Is sleeping on the job a troubling problem at UA?

He sure walked that back fast.


On April 2, Patrick Gamble, the University of Alaska’s relatively new president (2010) proposed a “code of conduct” for UA employees to be embedded in University regulation—even though similar language already exists in regents’ policy.

By April 5, columnist Dermot Cole was quoting extensively in the Fairbanks Daily News-Miner from Gamble’s missive, including the ex-military general’s examples of the kind of “unacceptable behavior” apparently needing increased monitoring at UA: “unauthorized sleeping, reading, playing games, inappropriate use of the Internet and the telephone, insubordination, not showing up for work, hazing, horseplay, verbal or physical threats, lying, etc.”

We had no idea such unbridled naughtiness was going on among our obstreperous colleagues. Thank you, Mr. Gamble, for bringing this pressing matter to the university community’s attention, and the entire state.

(In recent weeks the News-Miner’s Cole has covered UA issues better than anyone, although his very best work has been on Alaska oil taxes.)

Journalists at Anchorage’s news website Alaska Dispatch subsequently lampooned Gamble with a list of their own satiric additions to his proposed regs. After all, when attending college themselves, “one thing we all agreed on was how cringe-inducing it was to spot our professors in the lounge playing a game of Twister.”

Channeling Stephen Colbert-like right-wing outrage, Dispatch writers also recommended expanding Gamble’s definition of “horseplay” to include “creating new employee bargaining units.”

Blowback from Gamble’s behavior code inside UA was also ferocious. Abel Bult-Ito, president of United Academics, the largest of UA’s three faculty unions, fired a letter into Gamble loaded with questions, including: “Are you intending to anger employees? Are there current employee issues that have triggered the drafting of these regulations? If so, what are these issues that cannot be addressed with the policy already in place?”

Gamble apparently recognized the danger of this firestorm. After all, employees resent being treated like children. Gamble reportedly told UA regents last week he likely will abandon his conduct code and pursue a more grassroots—and positive—set of principles and values that UA employees share, and also can model for students.

“That’s much better than the president’s initial top-down approach,” Bult-Ito said.

Gamble may be having trouble adjusting to managing a university after running the Alaska Railroad and military commands for decades. In March, for example, he didn’t exactly endear himself to UA workers on health care issues when his administration triggered this eye-popping headline: “UA employees face health care increases of 48 to 257 percent.”

Last year Gamble hired an Alaska Railroad pal, Donald Smith, an HR/labor relations guy who definitely did not join UA to sing “Kumbaya” with co-workers.

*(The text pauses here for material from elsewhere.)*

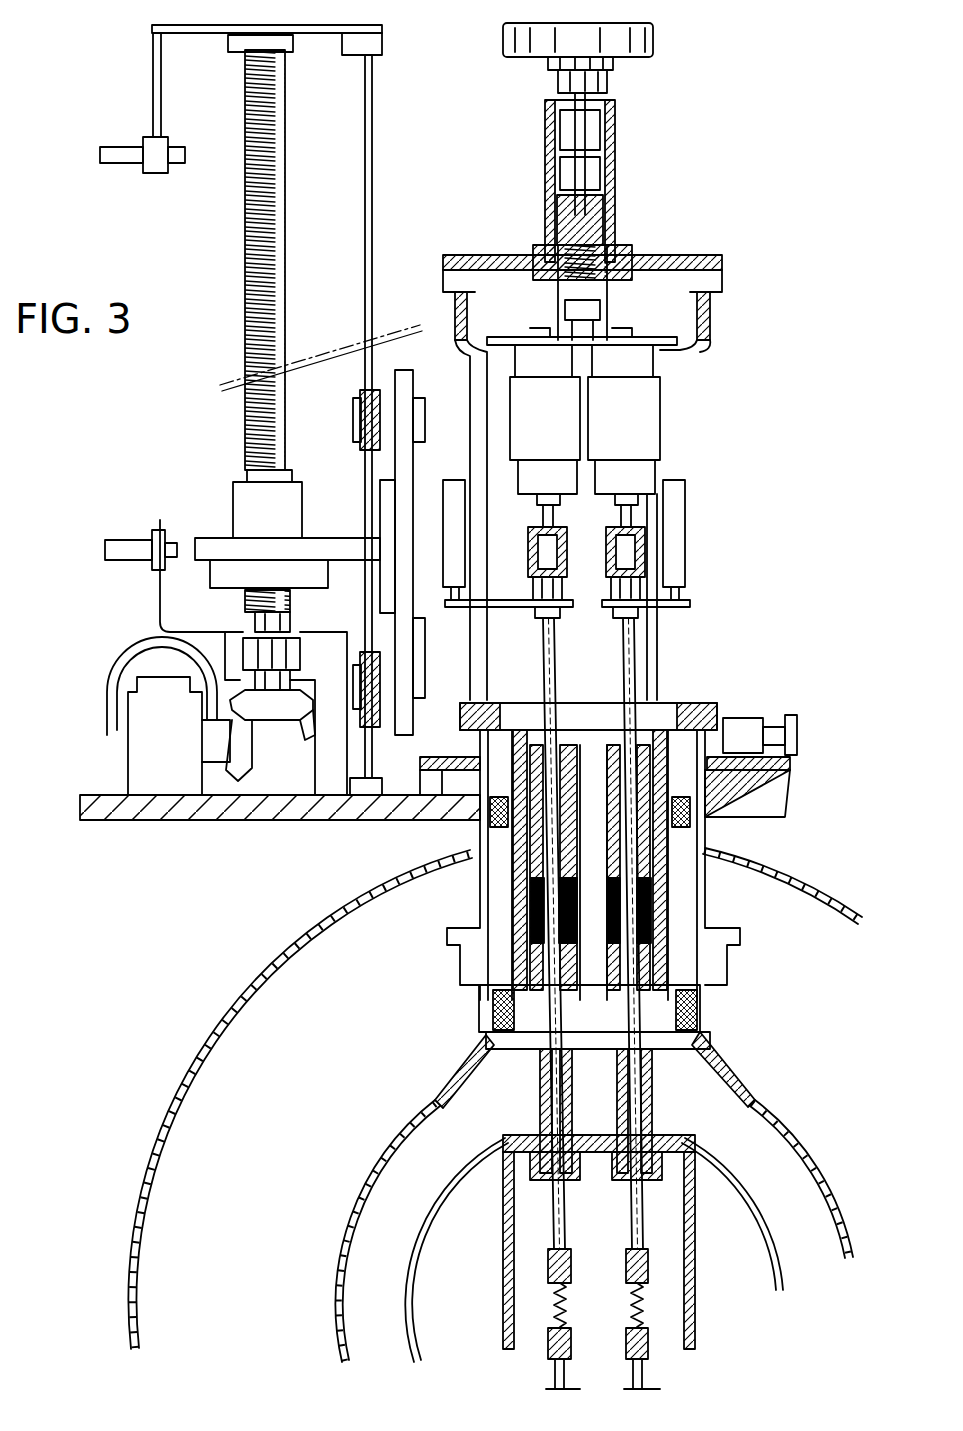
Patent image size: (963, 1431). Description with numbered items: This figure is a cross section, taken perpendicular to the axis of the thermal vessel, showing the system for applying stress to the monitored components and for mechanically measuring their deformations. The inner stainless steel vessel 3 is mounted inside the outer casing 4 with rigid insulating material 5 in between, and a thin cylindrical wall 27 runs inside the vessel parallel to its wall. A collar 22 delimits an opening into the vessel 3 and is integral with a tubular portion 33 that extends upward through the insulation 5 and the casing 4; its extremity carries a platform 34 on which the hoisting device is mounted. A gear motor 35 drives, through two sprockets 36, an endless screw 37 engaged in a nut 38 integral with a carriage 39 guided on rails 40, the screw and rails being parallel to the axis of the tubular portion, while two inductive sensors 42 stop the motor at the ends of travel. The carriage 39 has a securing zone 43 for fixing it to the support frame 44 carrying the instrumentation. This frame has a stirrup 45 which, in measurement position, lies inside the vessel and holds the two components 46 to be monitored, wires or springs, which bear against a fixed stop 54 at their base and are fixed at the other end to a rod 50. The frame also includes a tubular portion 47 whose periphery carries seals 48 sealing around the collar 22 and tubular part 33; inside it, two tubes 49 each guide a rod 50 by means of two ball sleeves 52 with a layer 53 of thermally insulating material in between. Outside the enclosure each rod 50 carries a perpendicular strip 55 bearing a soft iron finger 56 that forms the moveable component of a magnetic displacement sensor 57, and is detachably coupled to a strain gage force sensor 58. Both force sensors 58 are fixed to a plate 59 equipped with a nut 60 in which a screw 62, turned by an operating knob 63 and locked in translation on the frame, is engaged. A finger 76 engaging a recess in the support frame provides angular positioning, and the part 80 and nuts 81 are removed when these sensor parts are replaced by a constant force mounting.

Employees on UA’s Joint Health Care Committee say Smith remained intransigent while UA transferred more health care costs onto employees.

But why shouldn’t employees pay more of their own soaring health care costs? Some Alaskans might applaud Gamble and Smith for being fiscally “conservative,” yet management ignores options that could forestall sticking it to employees while also shrinking UA’s notoriously top-heavy administration.

Next year’s health care hikes could negate most UA employee pay increases or even dial back current wages. And that comes after Gamble’s own hefty 8.5 percent salary hike from regents in 2011. Gamble’s $320,000 annual salary is also sweetened by a free mansion and other perks. (Like a one-percenter, Gamble donated his latest raise to charity due to the perceived inequity to much lesser-paid employees, aka the 99 percent.)

Actually, Gamble should heed last year’s “Fisher Report” that he himself commissioned, which recommends deep cuts at UA Statewide, his own shop. A previous 2008 study, co-authored by Brian Rogers (now UA Fairbanks chancellor), advised slicing $15 million from Statewide.

Gamble’s own study recommends removing 60 to 80 of 200 positions from Statewide. We don’t advocate fellow workers losing their job, but bouncing a few top-earning bureaucrats could save money, or at least a comparatively measly $1.5 million, which employees recently recommended Gamble use—but he refused—to offset rising health care costs.

In exchange, we all promise to stop sleeping on the job.

• Andrews and Creed are professors at Chukchi College, the Kotzebue branch of University of Alaska Fairbanks.